We have studied the effect on the ionization and recombination rates, as well as on the ionization balance, of a non-thermal electron distribution, as expected in the vicinity of strong shocks.

The electron distribution is modelled by a Maxwellian distribution at low energy up to a break energy, and by a power-law distribution at higher energy. It is caracterised by the three parameters kT(the temperature of the Maxwellian part), $x_{\rm b}$ the reduced energy break, and $\alpha$ the slope of the power-law component. We only considered the parameter range where $x_{\rm b}>\alpha+1/2$ which corresponds to an enhanced high energy tail. All the behaviors outlined are only valid for this range of parameters.

We provide exact formulae of the ionization rates for this Hybrid electron distribution in the Appendix, and approximate estimates of the radiative recombination rates (Eqs. (12) and (13)) and of the dielectronic recombination rates (Eq. (16)). The Hybrid rates depend on the ion considered and on the parameters kT, $\alpha$ and $x_{\rm b}$. Computer codes are available on request.

For the parameter range considered, the proportion of electrons at high energies and the mean energy of the distribution is a monotonic function of $x_{\rm b}$ and $\alpha$. As expected, the modification of the rates for the Hybrid distribution, as compared to the Maxwellian distribution of the same temperature, increases with decreasing $x_{\rm b}$(with a threshold at about $x_{\rm b}\sim 10{-}20$, higher for lower temperature) and decreasing $\alpha$.

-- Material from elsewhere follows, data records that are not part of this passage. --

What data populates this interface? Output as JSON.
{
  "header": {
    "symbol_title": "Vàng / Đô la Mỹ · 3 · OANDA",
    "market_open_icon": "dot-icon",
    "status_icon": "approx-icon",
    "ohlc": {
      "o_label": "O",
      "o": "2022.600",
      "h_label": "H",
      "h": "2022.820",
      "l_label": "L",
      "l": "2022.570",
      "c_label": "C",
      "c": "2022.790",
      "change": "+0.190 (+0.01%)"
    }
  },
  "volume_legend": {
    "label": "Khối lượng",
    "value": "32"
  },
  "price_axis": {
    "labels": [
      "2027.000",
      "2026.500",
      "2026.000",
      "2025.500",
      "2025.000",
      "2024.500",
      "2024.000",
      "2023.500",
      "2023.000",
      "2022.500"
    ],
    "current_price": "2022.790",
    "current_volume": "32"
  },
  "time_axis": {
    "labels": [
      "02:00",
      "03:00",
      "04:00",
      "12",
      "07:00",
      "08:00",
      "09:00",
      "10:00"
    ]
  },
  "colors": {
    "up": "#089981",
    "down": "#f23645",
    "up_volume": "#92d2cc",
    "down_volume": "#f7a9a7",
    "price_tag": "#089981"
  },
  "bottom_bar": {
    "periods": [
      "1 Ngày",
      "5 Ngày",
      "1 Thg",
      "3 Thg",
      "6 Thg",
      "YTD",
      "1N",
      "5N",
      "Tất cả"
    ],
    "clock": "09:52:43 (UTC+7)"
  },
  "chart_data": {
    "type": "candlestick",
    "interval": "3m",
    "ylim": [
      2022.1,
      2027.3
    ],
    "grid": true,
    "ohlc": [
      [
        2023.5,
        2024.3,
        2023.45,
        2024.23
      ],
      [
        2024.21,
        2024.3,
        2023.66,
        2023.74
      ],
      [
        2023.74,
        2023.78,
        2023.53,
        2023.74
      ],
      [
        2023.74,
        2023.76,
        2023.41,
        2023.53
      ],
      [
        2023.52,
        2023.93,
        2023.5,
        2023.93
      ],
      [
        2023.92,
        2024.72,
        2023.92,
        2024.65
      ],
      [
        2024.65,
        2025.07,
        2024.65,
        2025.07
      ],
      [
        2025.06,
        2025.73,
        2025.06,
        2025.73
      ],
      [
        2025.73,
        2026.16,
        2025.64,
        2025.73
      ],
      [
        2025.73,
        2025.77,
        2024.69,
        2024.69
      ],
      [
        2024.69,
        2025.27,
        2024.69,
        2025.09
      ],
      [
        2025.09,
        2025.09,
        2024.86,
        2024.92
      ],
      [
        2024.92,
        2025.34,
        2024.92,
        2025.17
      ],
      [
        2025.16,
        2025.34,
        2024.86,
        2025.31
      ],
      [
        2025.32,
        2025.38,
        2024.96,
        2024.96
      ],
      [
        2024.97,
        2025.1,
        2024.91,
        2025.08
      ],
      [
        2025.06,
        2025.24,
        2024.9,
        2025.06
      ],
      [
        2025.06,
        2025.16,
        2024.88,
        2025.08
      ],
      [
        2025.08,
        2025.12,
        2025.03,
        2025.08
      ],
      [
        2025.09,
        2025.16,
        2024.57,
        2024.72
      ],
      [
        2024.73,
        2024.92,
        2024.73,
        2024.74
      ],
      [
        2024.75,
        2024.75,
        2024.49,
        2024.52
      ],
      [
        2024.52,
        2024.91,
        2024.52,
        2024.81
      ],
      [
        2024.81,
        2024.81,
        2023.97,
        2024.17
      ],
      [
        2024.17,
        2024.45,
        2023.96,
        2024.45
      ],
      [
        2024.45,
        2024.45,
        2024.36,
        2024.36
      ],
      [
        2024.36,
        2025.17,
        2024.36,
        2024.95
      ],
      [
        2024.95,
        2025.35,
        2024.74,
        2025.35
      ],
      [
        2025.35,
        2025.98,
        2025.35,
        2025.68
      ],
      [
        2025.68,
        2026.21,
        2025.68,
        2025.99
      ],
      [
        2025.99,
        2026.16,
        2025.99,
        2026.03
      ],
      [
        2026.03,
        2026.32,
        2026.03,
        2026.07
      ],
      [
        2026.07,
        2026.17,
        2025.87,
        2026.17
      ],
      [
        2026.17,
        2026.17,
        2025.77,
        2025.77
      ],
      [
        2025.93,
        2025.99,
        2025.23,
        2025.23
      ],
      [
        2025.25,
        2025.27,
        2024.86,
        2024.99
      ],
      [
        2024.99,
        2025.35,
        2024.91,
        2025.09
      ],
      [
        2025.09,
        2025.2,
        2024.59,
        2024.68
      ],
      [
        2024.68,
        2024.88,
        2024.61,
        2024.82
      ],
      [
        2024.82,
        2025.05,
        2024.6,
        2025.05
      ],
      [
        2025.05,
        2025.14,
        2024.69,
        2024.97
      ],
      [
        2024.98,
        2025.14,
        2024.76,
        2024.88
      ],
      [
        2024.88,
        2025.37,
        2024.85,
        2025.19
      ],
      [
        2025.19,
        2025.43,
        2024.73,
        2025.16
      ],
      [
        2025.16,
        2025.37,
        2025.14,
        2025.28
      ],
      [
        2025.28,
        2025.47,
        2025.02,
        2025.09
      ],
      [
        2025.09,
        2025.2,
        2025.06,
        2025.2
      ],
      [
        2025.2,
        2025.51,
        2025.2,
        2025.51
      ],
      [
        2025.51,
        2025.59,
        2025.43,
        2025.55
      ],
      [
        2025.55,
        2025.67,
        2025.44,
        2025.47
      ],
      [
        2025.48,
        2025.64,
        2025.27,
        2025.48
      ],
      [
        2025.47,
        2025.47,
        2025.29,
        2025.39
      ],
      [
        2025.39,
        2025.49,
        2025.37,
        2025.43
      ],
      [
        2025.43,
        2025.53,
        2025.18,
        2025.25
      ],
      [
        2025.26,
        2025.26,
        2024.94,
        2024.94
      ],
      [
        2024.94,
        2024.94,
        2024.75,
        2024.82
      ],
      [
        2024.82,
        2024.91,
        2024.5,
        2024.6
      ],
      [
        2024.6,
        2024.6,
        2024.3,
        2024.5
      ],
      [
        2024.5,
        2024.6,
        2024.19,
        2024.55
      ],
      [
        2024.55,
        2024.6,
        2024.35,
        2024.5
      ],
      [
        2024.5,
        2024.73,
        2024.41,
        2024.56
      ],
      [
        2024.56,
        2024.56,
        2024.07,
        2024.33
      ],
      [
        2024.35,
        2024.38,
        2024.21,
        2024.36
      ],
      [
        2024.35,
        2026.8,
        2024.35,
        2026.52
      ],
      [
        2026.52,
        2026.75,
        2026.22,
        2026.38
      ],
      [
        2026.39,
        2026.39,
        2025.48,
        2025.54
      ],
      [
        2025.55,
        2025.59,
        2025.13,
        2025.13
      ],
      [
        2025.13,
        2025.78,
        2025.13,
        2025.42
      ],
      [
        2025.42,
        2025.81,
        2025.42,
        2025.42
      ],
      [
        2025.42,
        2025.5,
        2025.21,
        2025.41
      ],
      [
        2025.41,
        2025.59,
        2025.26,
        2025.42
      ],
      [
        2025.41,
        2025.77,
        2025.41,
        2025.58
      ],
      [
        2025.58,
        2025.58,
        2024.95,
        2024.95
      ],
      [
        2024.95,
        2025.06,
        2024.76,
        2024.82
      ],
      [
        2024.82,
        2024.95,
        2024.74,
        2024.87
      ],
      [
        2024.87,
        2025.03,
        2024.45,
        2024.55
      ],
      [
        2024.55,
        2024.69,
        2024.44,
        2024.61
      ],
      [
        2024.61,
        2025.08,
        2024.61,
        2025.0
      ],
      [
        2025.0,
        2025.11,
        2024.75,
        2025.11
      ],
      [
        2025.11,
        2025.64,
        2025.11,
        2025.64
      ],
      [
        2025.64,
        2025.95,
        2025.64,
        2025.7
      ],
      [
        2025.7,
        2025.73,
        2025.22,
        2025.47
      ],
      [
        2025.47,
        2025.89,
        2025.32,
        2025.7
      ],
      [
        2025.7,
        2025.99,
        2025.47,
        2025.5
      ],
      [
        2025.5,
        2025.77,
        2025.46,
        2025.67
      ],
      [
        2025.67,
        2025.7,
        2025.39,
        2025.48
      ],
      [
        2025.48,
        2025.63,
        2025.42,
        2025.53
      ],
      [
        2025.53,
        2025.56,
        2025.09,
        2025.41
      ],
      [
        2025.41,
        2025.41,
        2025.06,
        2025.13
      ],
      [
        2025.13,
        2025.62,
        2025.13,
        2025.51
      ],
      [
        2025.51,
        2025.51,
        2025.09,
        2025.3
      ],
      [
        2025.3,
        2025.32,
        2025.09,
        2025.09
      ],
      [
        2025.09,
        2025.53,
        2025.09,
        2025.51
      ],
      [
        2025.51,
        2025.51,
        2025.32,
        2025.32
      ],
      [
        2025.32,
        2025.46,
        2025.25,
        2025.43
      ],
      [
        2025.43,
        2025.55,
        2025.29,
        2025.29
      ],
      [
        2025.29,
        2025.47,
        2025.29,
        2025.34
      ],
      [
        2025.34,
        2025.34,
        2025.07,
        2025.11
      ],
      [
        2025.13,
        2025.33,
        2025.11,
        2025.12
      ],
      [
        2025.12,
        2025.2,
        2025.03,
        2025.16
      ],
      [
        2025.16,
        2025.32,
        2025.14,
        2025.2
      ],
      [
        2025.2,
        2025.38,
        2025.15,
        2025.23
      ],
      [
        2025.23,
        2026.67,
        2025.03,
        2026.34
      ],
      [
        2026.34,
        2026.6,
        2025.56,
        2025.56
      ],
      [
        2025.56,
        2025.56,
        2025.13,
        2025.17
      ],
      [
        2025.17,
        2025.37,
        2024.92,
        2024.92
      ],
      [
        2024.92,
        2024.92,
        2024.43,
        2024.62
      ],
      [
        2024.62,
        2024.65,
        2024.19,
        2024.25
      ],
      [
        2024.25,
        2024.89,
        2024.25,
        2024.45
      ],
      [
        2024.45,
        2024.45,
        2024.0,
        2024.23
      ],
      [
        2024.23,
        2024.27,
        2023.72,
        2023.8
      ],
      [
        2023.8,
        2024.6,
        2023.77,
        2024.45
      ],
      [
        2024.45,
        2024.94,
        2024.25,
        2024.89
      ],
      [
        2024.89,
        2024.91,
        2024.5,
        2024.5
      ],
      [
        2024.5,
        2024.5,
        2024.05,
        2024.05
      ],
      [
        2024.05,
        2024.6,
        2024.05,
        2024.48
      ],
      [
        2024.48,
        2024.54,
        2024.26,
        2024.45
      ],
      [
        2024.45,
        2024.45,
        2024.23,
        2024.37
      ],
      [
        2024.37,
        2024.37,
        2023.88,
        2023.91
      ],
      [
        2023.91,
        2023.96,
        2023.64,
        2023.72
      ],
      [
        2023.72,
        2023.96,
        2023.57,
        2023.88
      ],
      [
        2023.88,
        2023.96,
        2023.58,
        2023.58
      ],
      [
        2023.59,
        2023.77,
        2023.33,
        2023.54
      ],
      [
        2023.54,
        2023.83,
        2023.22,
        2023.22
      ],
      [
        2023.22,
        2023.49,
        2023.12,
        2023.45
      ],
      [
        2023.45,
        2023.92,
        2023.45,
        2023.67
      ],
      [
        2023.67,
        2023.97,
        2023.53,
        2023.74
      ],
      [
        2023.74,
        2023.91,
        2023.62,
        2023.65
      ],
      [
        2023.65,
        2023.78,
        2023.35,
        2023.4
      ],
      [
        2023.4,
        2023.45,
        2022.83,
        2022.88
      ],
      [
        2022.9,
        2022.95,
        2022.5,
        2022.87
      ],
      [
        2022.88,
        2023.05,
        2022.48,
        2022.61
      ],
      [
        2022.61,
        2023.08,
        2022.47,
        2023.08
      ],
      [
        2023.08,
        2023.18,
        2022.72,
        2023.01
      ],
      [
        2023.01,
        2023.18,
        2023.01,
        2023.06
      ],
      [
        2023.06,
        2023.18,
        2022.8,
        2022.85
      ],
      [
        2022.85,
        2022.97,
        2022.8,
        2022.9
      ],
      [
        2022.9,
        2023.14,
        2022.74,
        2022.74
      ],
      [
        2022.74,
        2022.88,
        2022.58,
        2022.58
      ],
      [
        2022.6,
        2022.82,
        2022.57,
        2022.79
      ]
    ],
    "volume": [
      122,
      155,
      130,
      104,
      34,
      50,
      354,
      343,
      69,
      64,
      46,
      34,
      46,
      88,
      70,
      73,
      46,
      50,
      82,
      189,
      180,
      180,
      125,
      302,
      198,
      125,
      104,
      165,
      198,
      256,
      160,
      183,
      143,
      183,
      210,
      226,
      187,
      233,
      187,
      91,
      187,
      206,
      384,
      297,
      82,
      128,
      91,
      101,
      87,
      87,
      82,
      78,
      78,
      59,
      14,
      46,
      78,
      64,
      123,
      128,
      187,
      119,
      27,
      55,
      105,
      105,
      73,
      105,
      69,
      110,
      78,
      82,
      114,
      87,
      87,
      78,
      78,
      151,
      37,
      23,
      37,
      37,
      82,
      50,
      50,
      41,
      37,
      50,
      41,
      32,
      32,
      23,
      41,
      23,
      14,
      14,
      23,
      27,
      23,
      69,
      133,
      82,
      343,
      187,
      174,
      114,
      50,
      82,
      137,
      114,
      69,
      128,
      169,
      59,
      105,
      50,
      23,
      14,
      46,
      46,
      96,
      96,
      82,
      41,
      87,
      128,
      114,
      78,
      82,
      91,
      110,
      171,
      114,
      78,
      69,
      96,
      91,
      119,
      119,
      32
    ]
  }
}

The impact of the Hybrid electron distribution on the ionization rates depends on how the high energy tail affects the proportion of electrons above the ionization potential $E_{\rm _{\rm I}}$. The Hybrid rates are increased with respect to the Maxwellian rates except at very high temperature. The enhancement factor depends on the temperature, mostly via the factor $E_{\rm _{\rm I}}/kT$, and increases dramatically with decreasing temperature. For a given ion, it is always important at T^*, the temperature of maximum ionization fraction for a Maxwellian distribution under ionization equilibrium, where it can reach several orders of magnitude.

The effect of the hybrid distribution on the dielectronic rate depends on the position of the resonance energies $E_{\rm _{\rm DR}}$ as compared to the power-law energy break. The dielectronic rate can only be increased if $kT < E_{\rm _{\rm DR}}/(\alpha+1/2)$. At T^* the enhancement factor is typically less than an order of magnitude. At high temperature, the dielectronic recombination rate is slightly decreased (by typically $10\%$ at most). The effect of the hybrid distribution on the radiative recombination rates is only of the order of a few $10\%$ at most.

The ionization balance is affected significantly, whereas the effect is smaller in ionizing NIE plasmas. The plasma is always more ionized for a Hybrid electron distribution than for a Maxwellian distribution. The effect is more important at low temperature, and a clear signature of the Hybrid distribution is the disappearance of the lowest ionization stages, which cannot survive even at very low temperature.

Acknowledgements

We would like to thank Jean Ballet for a careful reading of the manuscript.